In seguito alla campagna di sensibilizzazione, avviata in occasione dei recenti e costosi lavori di ripavimentazione delle piazze A. Moro e G. Garibaldi, l’argomento dei “Crateri peuceti” è ormai noto quasi a tutti in Polignano.
          Mi sembra opportuno riparlarne in questo sito WEB, ormai seguito con interesse e attenzione da migliaia di internauti, che non sono di Polignano.
          Il primo a farne divulgazione con dovizia di particolari fu, nel 1928, il periodico «U Castarill», peraltro rimasto numero unico, diretto da Giuseppe Modugno, benemerito giornalista polignanese. Nel citato giornale apparvero due articoli: uno, dal titolo «Cenni illustrativi di antiche tombe rinvenute nella Mensa Vescovile», a firma di Ignazio Galizia, il più valente storiografo polignanese, purtroppo morto all’età di trent’anni, e l’altro, dal titolo «Le monete dell’antica Neapolis in Peucetia», a firma dello stesso direttore.
          I due articoli sono ancora oggi leggibili presso la sede dell’Associazione culturale «U Castarill», sita in piazzetta Miani, nei pressi dell’Arco marchesale e nelle biblioteche locali, che custodiscono copia della rivista cui non è difficile accedere.
              Dei crateri peuceti, altri studiosi avevano fatto cenno in precedenza.
          Nel 1798, Alfano Giuseppe Maria ne scrisse in «Istorica descrizione del regno di Napoli diviso in dodici provincie, in cui si fa menzione delle cose più rimarchevoli di tutte le città, terre e torri marittime in esse contenute con le badie del regno etc.». (v. foto)[1]. All’incirca nello stesso periodo ne accennarono anche il giurista di origini polignanesi Giulio Recupero e l'erudito barese Emanuele Mola e altri[2].

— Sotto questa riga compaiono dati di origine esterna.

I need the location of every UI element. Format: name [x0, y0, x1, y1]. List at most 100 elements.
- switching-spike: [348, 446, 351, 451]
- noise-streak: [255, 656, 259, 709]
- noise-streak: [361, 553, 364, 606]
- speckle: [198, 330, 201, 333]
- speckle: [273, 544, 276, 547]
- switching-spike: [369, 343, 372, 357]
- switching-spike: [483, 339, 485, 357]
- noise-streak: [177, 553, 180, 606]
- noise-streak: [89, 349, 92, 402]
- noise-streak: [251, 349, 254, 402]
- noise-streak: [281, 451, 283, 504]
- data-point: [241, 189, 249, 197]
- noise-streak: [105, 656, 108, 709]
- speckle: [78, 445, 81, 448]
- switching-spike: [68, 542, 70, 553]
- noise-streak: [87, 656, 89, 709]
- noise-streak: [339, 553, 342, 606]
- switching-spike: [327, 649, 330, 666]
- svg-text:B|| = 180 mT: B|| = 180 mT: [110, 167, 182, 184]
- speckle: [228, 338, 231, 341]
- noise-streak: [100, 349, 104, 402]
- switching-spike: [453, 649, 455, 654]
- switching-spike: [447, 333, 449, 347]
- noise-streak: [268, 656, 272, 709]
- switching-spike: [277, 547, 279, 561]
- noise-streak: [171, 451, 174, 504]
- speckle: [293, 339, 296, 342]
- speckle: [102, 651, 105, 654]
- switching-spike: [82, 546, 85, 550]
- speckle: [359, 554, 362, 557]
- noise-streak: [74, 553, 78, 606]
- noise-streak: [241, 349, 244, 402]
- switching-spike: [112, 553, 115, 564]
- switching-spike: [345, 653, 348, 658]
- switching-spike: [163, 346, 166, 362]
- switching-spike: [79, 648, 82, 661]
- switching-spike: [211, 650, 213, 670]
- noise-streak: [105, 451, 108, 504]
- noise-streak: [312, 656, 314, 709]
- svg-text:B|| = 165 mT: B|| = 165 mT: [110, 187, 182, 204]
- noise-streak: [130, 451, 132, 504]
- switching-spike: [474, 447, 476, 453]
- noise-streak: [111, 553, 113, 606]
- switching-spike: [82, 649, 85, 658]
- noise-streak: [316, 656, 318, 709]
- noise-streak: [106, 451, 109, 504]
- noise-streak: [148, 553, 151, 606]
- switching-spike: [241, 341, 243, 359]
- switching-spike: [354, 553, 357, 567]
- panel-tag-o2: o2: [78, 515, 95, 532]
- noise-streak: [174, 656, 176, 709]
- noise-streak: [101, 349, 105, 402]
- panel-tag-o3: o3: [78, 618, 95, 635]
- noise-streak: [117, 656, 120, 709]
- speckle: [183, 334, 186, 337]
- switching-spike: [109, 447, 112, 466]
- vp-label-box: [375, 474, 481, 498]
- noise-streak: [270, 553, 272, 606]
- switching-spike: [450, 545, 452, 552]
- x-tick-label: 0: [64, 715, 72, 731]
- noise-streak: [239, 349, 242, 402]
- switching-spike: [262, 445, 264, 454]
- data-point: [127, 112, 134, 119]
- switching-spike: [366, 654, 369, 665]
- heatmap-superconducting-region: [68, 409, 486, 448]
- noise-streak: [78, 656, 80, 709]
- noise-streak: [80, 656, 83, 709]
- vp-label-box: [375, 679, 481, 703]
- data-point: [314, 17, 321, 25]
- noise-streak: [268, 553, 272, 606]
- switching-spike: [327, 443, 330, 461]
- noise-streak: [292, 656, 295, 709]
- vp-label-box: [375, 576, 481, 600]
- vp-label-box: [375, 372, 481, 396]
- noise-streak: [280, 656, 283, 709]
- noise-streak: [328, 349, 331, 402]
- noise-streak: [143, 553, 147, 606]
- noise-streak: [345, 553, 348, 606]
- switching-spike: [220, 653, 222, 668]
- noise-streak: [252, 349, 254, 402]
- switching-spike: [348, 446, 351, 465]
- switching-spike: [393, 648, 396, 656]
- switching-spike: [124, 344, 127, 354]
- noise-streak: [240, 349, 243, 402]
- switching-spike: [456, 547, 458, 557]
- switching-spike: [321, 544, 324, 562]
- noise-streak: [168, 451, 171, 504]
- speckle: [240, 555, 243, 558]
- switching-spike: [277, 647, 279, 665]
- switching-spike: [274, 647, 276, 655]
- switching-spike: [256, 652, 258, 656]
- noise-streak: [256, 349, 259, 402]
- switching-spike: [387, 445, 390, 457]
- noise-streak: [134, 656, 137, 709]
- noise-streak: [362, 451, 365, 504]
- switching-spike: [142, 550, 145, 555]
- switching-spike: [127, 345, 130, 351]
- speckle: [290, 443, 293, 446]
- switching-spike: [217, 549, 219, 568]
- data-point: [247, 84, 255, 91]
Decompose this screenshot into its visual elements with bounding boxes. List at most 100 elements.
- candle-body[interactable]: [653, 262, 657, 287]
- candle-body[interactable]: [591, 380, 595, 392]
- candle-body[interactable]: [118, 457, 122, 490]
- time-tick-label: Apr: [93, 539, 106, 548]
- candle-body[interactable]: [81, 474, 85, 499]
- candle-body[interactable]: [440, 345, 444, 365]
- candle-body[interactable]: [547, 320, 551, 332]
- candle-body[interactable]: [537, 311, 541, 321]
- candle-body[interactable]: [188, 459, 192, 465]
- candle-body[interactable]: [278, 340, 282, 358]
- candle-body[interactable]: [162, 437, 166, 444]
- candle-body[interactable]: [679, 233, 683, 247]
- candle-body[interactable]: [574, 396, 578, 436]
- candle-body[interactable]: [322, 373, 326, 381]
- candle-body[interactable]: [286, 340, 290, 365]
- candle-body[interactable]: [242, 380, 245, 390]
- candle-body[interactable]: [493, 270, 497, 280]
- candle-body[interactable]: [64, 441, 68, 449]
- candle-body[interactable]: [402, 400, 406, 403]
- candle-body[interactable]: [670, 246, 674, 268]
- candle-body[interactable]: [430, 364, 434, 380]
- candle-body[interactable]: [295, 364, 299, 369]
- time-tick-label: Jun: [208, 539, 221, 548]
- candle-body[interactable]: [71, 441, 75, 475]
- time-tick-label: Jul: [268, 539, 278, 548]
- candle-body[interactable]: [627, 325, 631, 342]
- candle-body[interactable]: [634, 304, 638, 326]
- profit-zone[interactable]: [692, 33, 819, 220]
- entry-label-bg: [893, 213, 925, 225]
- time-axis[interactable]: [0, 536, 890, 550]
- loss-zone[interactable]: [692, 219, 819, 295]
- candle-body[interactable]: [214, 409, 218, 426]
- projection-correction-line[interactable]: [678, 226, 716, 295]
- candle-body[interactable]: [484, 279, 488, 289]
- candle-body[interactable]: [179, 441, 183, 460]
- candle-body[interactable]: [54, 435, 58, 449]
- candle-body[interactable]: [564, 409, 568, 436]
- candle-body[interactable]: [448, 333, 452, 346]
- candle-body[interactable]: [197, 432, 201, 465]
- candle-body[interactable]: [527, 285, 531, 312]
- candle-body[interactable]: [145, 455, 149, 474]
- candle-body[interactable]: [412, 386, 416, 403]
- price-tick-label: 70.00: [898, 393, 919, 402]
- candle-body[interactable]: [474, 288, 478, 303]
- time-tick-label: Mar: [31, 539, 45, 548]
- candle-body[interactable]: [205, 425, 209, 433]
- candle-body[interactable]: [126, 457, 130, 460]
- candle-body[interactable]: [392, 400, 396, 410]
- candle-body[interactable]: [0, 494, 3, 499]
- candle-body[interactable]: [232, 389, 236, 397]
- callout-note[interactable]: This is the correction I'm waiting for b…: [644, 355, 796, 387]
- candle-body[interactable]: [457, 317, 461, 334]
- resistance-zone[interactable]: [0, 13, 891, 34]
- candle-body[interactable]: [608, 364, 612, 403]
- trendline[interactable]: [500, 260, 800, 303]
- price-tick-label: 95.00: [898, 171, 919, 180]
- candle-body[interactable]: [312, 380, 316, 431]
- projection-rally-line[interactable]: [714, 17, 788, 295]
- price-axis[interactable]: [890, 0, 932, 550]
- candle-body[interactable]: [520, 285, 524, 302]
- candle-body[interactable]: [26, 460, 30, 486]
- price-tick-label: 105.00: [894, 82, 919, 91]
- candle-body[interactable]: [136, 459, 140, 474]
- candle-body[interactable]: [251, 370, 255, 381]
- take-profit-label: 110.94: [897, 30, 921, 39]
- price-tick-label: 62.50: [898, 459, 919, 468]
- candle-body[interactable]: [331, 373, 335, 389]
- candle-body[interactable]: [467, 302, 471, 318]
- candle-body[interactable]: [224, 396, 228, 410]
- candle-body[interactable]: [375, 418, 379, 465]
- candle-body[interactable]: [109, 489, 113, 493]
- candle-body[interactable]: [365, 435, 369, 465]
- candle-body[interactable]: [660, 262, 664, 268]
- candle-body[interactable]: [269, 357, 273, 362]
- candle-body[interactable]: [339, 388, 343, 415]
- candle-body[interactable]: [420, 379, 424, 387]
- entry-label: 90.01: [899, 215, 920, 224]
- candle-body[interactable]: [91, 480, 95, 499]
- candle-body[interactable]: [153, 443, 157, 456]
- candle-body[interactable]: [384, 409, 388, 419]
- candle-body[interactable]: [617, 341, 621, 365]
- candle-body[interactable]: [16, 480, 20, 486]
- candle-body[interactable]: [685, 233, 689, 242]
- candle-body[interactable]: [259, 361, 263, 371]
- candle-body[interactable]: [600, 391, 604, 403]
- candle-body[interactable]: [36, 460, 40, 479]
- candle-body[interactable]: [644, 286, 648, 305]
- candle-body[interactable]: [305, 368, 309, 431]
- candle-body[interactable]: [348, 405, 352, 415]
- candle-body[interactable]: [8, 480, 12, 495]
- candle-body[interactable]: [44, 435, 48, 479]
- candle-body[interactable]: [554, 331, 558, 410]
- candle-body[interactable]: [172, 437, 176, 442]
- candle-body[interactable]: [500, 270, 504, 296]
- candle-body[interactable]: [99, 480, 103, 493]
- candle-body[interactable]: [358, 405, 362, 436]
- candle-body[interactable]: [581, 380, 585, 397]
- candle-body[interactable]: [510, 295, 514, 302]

          Circa una ventina di anni or sono, il polignanese professor Lorenzo Messa trattò l’argomento, con grande competenza scientifica e con altrettanto scrupolo investigativo, nella sua pregevole tesi di laurea, in Archeologia della Magna Grecia, dal titolo «Neapolis peucetiae». Da detto ponderoso studio, lo stesso professor Messa ricavò un eccellente e dettagliato articolo, pubblicato nella rivista «Fogli di Periferia».

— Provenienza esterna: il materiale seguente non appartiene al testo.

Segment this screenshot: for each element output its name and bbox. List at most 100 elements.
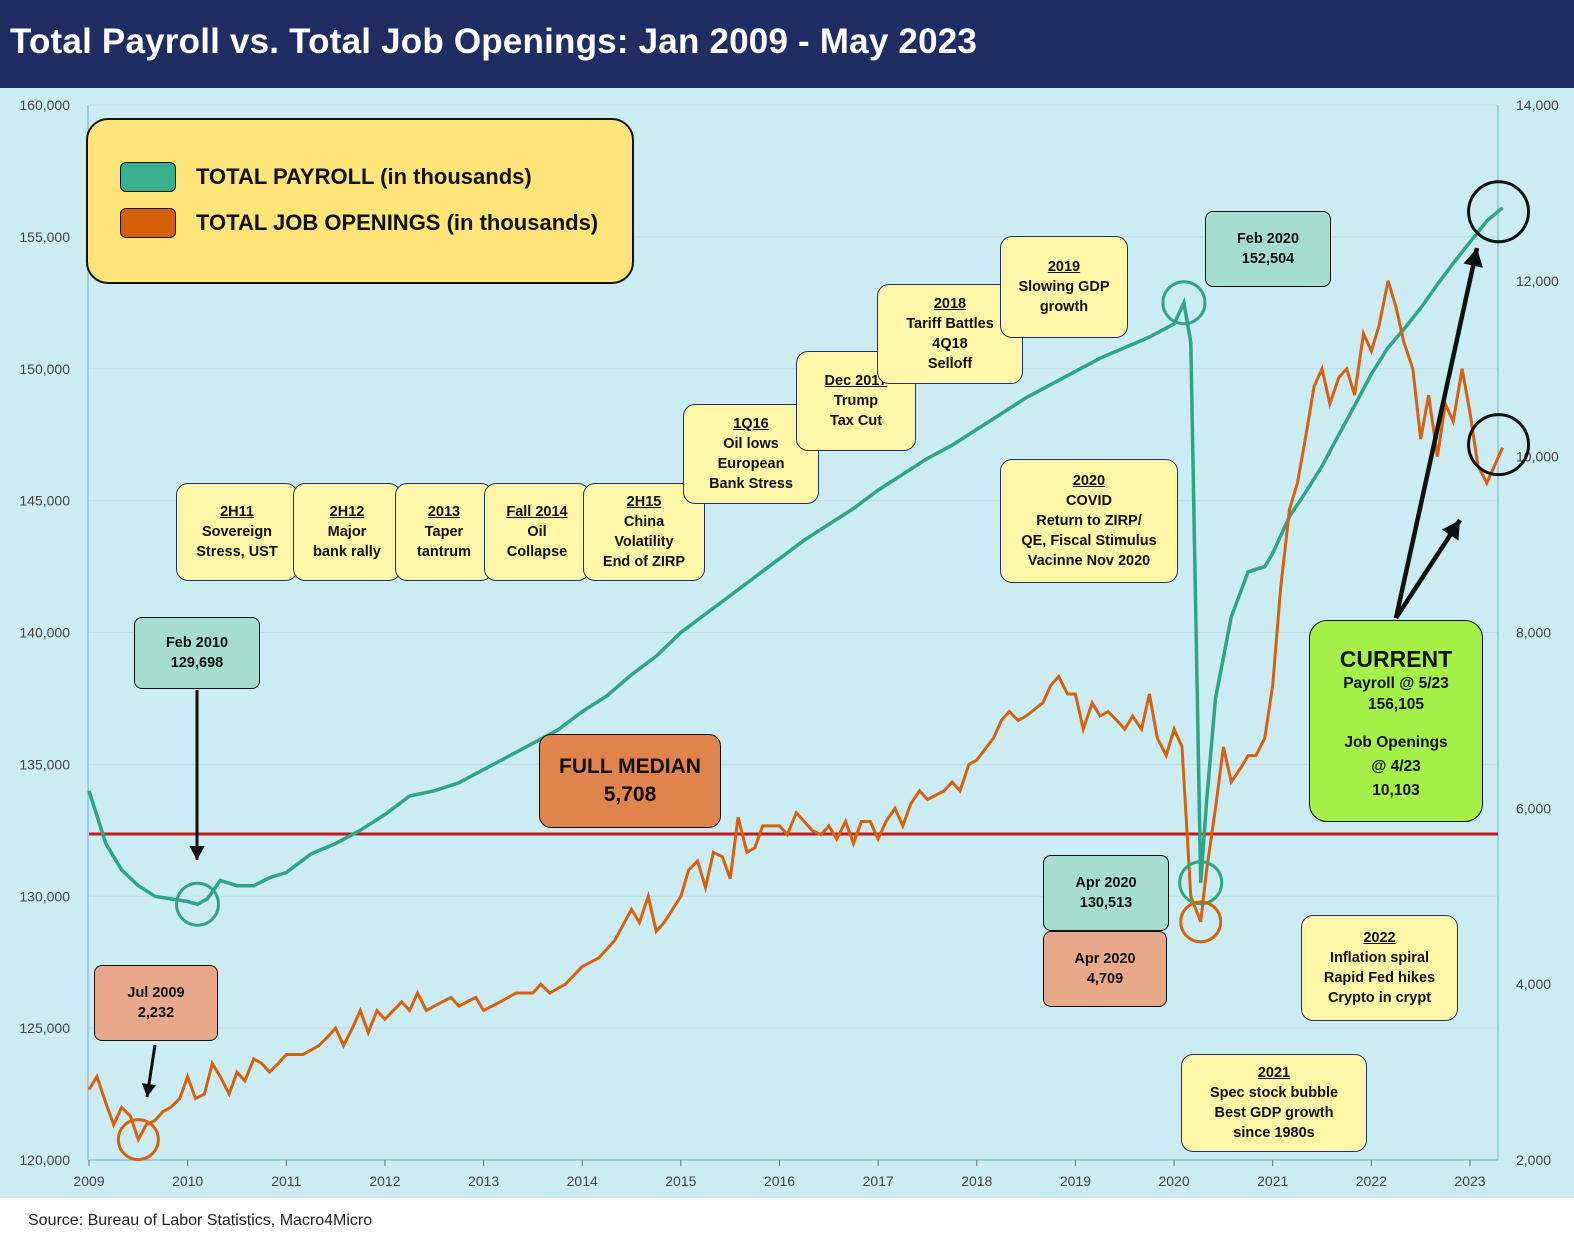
median-box: FULL MEDIAN 5,708 (539, 734, 721, 828)
event-2021-line: Spec stock bubble (1209, 1085, 1339, 1101)
right-tick-label: 12,000 (1516, 273, 1559, 289)
event-2h11-line: Stress, UST (196, 544, 278, 560)
event-2020-line: COVID (1066, 493, 1112, 509)
payroll-series-line (87, 206, 1504, 907)
event-2h15-head: 2H15 (626, 494, 662, 510)
x-tick-label: 2010 (172, 1173, 203, 1189)
legend-item-openings: TOTAL JOB OPENINGS (in thousands) (120, 208, 598, 238)
event-2021-head: 2021 (1257, 1065, 1291, 1081)
event-2h12-line: bank rally (313, 544, 381, 560)
right-tick-label: 6,000 (1516, 800, 1551, 816)
event-2022-line: Crypto in crypt (1327, 990, 1432, 1006)
median-title: FULL MEDIAN (559, 755, 701, 778)
event-2h11-head: 2H11 (220, 504, 254, 520)
event-2021-line: Best GDP growth (1214, 1105, 1334, 1121)
legend-item-payroll: TOTAL PAYROLL (in thousands) (120, 162, 532, 192)
event-1q16-line: European (717, 456, 785, 472)
right-tick-label: 14,000 (1516, 97, 1559, 113)
arrow-current-openings-shaft (1394, 518, 1462, 620)
callout-jul2009-date: Jul 2009 (127, 985, 185, 1001)
event-2h12-line: Major (327, 524, 367, 540)
current-openings-date: @ 4/23 (1371, 758, 1421, 775)
left-tick-label: 125,000 (19, 1020, 70, 1036)
right-tick-label: 2,000 (1516, 1152, 1551, 1168)
x-tick-label: 2021 (1257, 1173, 1288, 1189)
event-2021-line: since 1980s (1233, 1125, 1315, 1141)
event-fall2014-line: Oil (527, 524, 547, 540)
x-tick-label: 2019 (1060, 1173, 1091, 1189)
callout-feb2010-date: Feb 2010 (165, 635, 229, 651)
event-2013-head: 2013 (427, 504, 461, 520)
callout-apr2020-openings-value: 4,709 (1086, 971, 1124, 987)
event-2h11: 2H11 Sovereign Stress, UST (176, 483, 298, 581)
event-2022-line: Inflation spiral (1329, 950, 1430, 966)
x-tick-label: 2009 (73, 1173, 104, 1189)
event-fall2014-line: Collapse (506, 544, 568, 560)
callout-apr2020-openings-date: Apr 2020 (1074, 951, 1136, 967)
event-dec2017-line: Tax Cut (829, 413, 883, 429)
marker-apr2020-payroll (1178, 860, 1224, 906)
marker-feb2010-payroll (175, 881, 221, 927)
arrow-current-openings-head (1441, 520, 1460, 541)
right-tick-label: 8,000 (1516, 625, 1551, 641)
marker-current-payroll (1467, 180, 1531, 244)
event-1q16-line: Oil lows (723, 436, 779, 452)
event-2h11-line: Sovereign (201, 524, 273, 540)
callout-apr2020-payroll-value: 130,513 (1079, 895, 1133, 911)
event-2019-line: Slowing GDP (1018, 279, 1110, 295)
arrow-current-payroll-head (1463, 248, 1483, 268)
event-2h15-line: Volatility (614, 534, 674, 550)
callout-feb2020: Feb 2020 152,504 (1205, 211, 1331, 287)
event-2019-line: growth (1039, 299, 1089, 315)
left-tick-label: 120,000 (19, 1152, 70, 1168)
event-2020-line: Vacinne Nov 2020 (1027, 553, 1151, 569)
event-2022-head: 2022 (1363, 930, 1396, 946)
left-tick-label: 160,000 (19, 97, 70, 113)
callout-feb2010: Feb 2010 129,698 (134, 617, 260, 689)
callout-jul2009: Jul 2009 2,232 (94, 965, 218, 1041)
x-tick-label: 2023 (1454, 1173, 1485, 1189)
callout-apr2020-payroll-date: Apr 2020 (1075, 875, 1137, 891)
callout-jul2009-value: 2,232 (137, 1005, 175, 1021)
x-tick-label: 2022 (1356, 1173, 1387, 1189)
event-fall2014-head: Fall 2014 (506, 504, 568, 520)
callout-feb2010-value: 129,698 (170, 655, 224, 671)
current-box: CURRENT Payroll @ 5/23 156,105 Job Openi… (1309, 620, 1483, 822)
right-tick-label: 4,000 (1516, 976, 1551, 992)
x-tick-label: 2014 (567, 1173, 598, 1189)
callout-feb2020-value: 152,504 (1241, 251, 1295, 267)
event-2019: 2019 Slowing GDP growth (1000, 236, 1128, 338)
event-2020: 2020 COVID Return to ZIRP/ QE, Fiscal St… (1000, 459, 1178, 583)
event-2020-head: 2020 (1072, 473, 1106, 489)
marker-feb2020-payroll (1161, 280, 1207, 326)
event-2018-head: 2018 (933, 296, 967, 312)
left-tick-label: 135,000 (19, 756, 70, 772)
arrow-feb2010-head (189, 846, 205, 860)
event-2h12-head: 2H12 (329, 504, 365, 520)
openings-series-line (87, 280, 1504, 1144)
event-2013: 2013 Taper tantrum (395, 483, 493, 581)
event-2020-line: Return to ZIRP/ (1036, 513, 1142, 529)
arrows (141, 247, 1483, 1098)
left-tick-label: 140,000 (19, 625, 70, 641)
event-dec2017-line: Trump (833, 393, 879, 409)
median-value: 5,708 (603, 783, 657, 806)
chart-title: Total Payroll vs. Total Job Openings: Ja… (10, 22, 978, 61)
x-tick-label: 2016 (764, 1173, 795, 1189)
event-2h15-line: China (623, 514, 665, 530)
event-2018-line: 4Q18 (932, 336, 968, 352)
x-tick-label: 2015 (665, 1173, 696, 1189)
left-tick-label: 145,000 (19, 493, 70, 509)
marker-jul2009-openings (116, 1118, 160, 1162)
legend-label-payroll: TOTAL PAYROLL (in thousands) (196, 164, 532, 189)
x-tick-label: 2017 (863, 1173, 894, 1189)
source-note: Source: Bureau of Labor Statistics, Macr… (28, 1212, 373, 1229)
event-1q16-head: 1Q16 (733, 416, 769, 432)
current-title: CURRENT (1339, 646, 1453, 672)
x-tick-label: 2020 (1158, 1173, 1189, 1189)
current-openings-value: 10,103 (1372, 782, 1420, 799)
x-tick-label: 2012 (369, 1173, 400, 1189)
x-tick-label: 2013 (468, 1173, 499, 1189)
legend: TOTAL PAYROLL (in thousands) TOTAL JOB O… (86, 118, 634, 284)
x-tick-label: 2011 (271, 1173, 301, 1189)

          Intorno agli anni 60/70 del ‘900 ne scrissero, non senza grande acume e amore disinteressato verso il passato di Polignano, il professor don Nicola Giordano e il compianto Filippo Franco Favale.
          Più recentemente, lo scrivente, oltre ad avere riesumato l’argomento, caduto nel dimenticatoio a causa di ignavia paesana, riavviò, pur tra mille polemiche e incomprensioni, il dibattito nel paese, dando la stura a ulteriori studi, sfociati infine nella riproposizione di uno dei quattro vasi più pregiati, offerto in mostra a Polignano dal Museo Nazionale di Napoli ove era custodito.
          L’altro vaso, il più prezioso, ossia il cratere a volute custodito presso il Metropolitan Museum di New York, arriverà - ne sono convinto - prima o poi, a Polignano, perché ormai l’interesse per le cose di casa nostra è cresciuto e la sensibilità è ormai diffusa dappertutto, non solo tra gli addetti ai lavori.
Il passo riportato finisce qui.